1.5.3 De rol van de bedrijfsarts

Zoals reeds eerder is opgemerkt heeft de organisatie een grote verscheidenheid aan professionals in dienst. In deze groep professionals heeft de bedrijfsarts altijd een centrale rol vervuld. Deze centrale rol is aan de bedrijfsarts toebedeeld door wettelijke verplichtingen rondom sociaal-medische begeleiding (vastgelegd in de Arbo-wet) en door het bezit van medische expertise. Om deze redenen kunnen specifieke activiteiten binnen de verzuimbegeleiding alleen worden uitgevoerd door de bedrijfsarts. Het opstellen van een probleemanalyse, waarin de situatie van een zieke medewerker in kaart wordt gebracht, en het houden van verzuimspreekuren zijn voorbeelden van deze specifieke activiteiten. Deze activiteiten blijven onder invloed van de liberalisering van de Arbo-markt onveranderd. Zo blijft bijvoorbeeld de verplichting om in de zesde week van het verzuim een bezoek af te leggen bij een bedrijfsarts onveranderd.

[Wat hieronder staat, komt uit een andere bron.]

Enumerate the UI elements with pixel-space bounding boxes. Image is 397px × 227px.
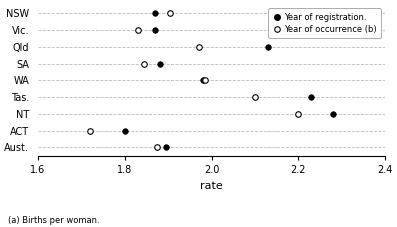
Text: (a) Births per woman.: (a) Births per woman. [8, 216, 100, 225]
X-axis label: rate: rate [200, 181, 223, 191]
Legend: Year of registration., Year of occurrence (b): Year of registration., Year of occurrenc… [268, 8, 381, 38]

In de meeste gevallen formeert Ardyn rondom een klant een multidisciplinair klantenteam. Afhankelijk van het type klant (branche, wensen, etc.) bestaat dit team uit verschillende professionals. Onder leiding van de bedrijfsarts evalueert dit team, vanuit de verschillende aanwezige disciplines, een paar keer per jaar de gerealiseerde dienstverlening aan de klant. De bedrijfsarts heeft in het klantenteam een belangrijke rol. De bedrijfsarts is namelijk verantwoordelijk voor de kwaliteit van de geleverde dienstverlening. Afhankelijk van het afgesloten contract is de bedrijfsarts tevens verantwoordelijk voor de kwantiteit van de dienstverlening. Heeft de bedrijfsarts te maken met een contract op basis van

(13)

verrichtingen, dan is de bedrijfsarts bijvoorbeeld verantwoordelijk voor het uitvoeren van niet meer dan het aantal afgesproken spreekuren.

Als belangrijk aanspreekpunt voor klanten van Ardyn heeft de bedrijfsarts traditioneel gezien een vertrouwensrelatie met de klant. De bedrijfsarts denkt mee met de werkgever en geeft adviezen op het gebied van verzuimbegeleiding. Mede door deze relatie met de klant vormt de bedrijfsarts een potentiële ingang voor advies op allerlei andere gebieden in de Arbo-dienstverlening. Heeft de klant behoefte aan advies op het gebied van de omgang met gevaarlijke stoffen op de werkvloer, dan kan de bedrijfsarts een deskundige van Ardyn inschakelen. Voor Ardyn levert dit een additioneel project op dat buiten een afgesloten contract op basis van abonnement of verrichting valt. Door de liberalisering van de Arbo-markt en de algehele daling van het ziekteverzuim zal deze relatie niet veel veranderen. Wat wel verandert, is dat van bedrijfsartsen actievere commerciële houding verwacht wordt (§1.4.2). Deze prominentere rol voor commerciële werkzaamheden wil niet zeggen dat de uitvoering van de sociaal medische begeleiding minder belangrijk wordt. Een goede uitvoering van deze begeleiding blijft de kwaliteit van dienstverlening mede bepalen. Zoals eerder is opgemerkt, snijdt hier het mes wat de organisatie betreft aan twee kanten. Werkzaamheden die bijdragen aan de kwaliteit van de dienstverlening kunnen tegelijkertijd leiden tot een hogere omzet voor de organisatie. Onder een actievere commerciële inzet vallen overigens geen activiteiten als het plegen van ‘echte’ acquisitie en keiharde onderhandelingen met als inzet het afsluiten van complete verrichtingencontracten of abonnementen. Voor dit soort activiteiten heeft Ardyn diverse regiomanagers en branchemanagers in dienst ondersteund door een verkoopafdeling.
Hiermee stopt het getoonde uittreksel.